A recent report by Eurostat, the EU’s statistical office, has shown the GDP per capita, an indicator of economic activity, and the actual individual consumption, a measure of households’ material welfare, have almost remained at a standstill in the past nine years following the 2008-2009 global financial crisis despite Albania being the region’s best economic performer and the only Western Balkan country to escape recession.
“The structure of employment in Albania corresponds to a low value added economic structure which as a result has low productivity. That explains the very low level of wages in the economy especially in agriculture, construction and the garment and footwear industry but even the high seasonality in the tourism sector and the problematic social condition that our society faces today,” says Xhepa.
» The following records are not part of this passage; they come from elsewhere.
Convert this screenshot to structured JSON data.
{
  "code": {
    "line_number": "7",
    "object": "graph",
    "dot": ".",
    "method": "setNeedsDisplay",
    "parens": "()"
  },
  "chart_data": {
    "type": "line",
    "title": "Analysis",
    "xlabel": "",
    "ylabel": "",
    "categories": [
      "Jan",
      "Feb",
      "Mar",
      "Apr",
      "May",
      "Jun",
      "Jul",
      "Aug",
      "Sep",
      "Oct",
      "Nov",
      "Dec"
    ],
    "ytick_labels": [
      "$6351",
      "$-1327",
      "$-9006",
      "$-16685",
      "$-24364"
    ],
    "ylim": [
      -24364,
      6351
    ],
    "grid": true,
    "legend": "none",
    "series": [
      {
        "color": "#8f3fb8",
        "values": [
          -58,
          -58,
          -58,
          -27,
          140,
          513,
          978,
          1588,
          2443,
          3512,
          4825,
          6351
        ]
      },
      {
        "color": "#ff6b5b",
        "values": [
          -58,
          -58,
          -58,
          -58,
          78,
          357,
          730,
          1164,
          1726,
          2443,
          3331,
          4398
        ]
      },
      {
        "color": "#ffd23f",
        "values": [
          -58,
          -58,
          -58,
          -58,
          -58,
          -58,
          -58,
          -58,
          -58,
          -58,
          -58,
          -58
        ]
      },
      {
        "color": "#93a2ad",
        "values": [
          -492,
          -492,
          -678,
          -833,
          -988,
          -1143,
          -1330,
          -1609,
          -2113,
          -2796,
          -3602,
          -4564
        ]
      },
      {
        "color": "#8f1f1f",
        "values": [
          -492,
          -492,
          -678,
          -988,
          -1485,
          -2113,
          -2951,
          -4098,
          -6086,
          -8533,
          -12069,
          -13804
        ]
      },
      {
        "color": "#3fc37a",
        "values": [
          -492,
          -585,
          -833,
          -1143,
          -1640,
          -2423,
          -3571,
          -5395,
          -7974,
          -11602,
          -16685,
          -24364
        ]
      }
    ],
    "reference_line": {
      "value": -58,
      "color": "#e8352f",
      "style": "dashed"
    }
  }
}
Albania’s official unemployment rate has dropped to 12.5 percent, but high migration rates in the past few years and more than 40 percent of the population still calculated as self-employed in the agriculture sector contribute to the low jobless rates.
“During its history Albania has had economic growth, but without development and progress in the Western sense of the term which means an economy with modern structures, a high level of technology and social and democratic standards similar to developed countries,” says Xhepa.
According to him, economic growth, even though positive has been slower than what’s needed to narrow the gap with developed countries both in terms of income and other aspects measuring progress. “That’s why the Balkans is still Europe’s backward region and Albania one of the region’s poorest. Some countries such as Montenegro and somehow Macedonia seem to be moving faster and likewise Serbia has a potential for a huger advantage,” says Xhepa.
Albania’s economy grew by an average of 2.8 percent annually in the past four year, but economy experts say GDP growth has been non-inclusive and mainly fuelled by some large-energy related projects and benefitting only a fifth of a population.
GDP per capita in purchasing power standards, an artificial currency unit that eliminates price level differences between countries, was at 29 percent of the EU 28 average in 2017, having almost remained unchanged for the past eight years, according to Eurostat.
Meanwhile, Albania’s actual individual consumption was at 37 percent of the EU average in 2017 having fluctuated at about the same levels for the past six years, but increasing by 9 percentage points compared to a decade earlier just before the onset of the global financial crisis.
“We have to understand that our race is with others and not ourselves. To date, we have only won the race with our past and that is thanks to the system, but we are not winning the race with others and that is our failure,” says Xhepa.
In the early 1990s, when the country’s hardline communist regime collapsed, Albania was the Balkans’ most underdeveloped economy and the low starting point has also contributed to current insufficient progress.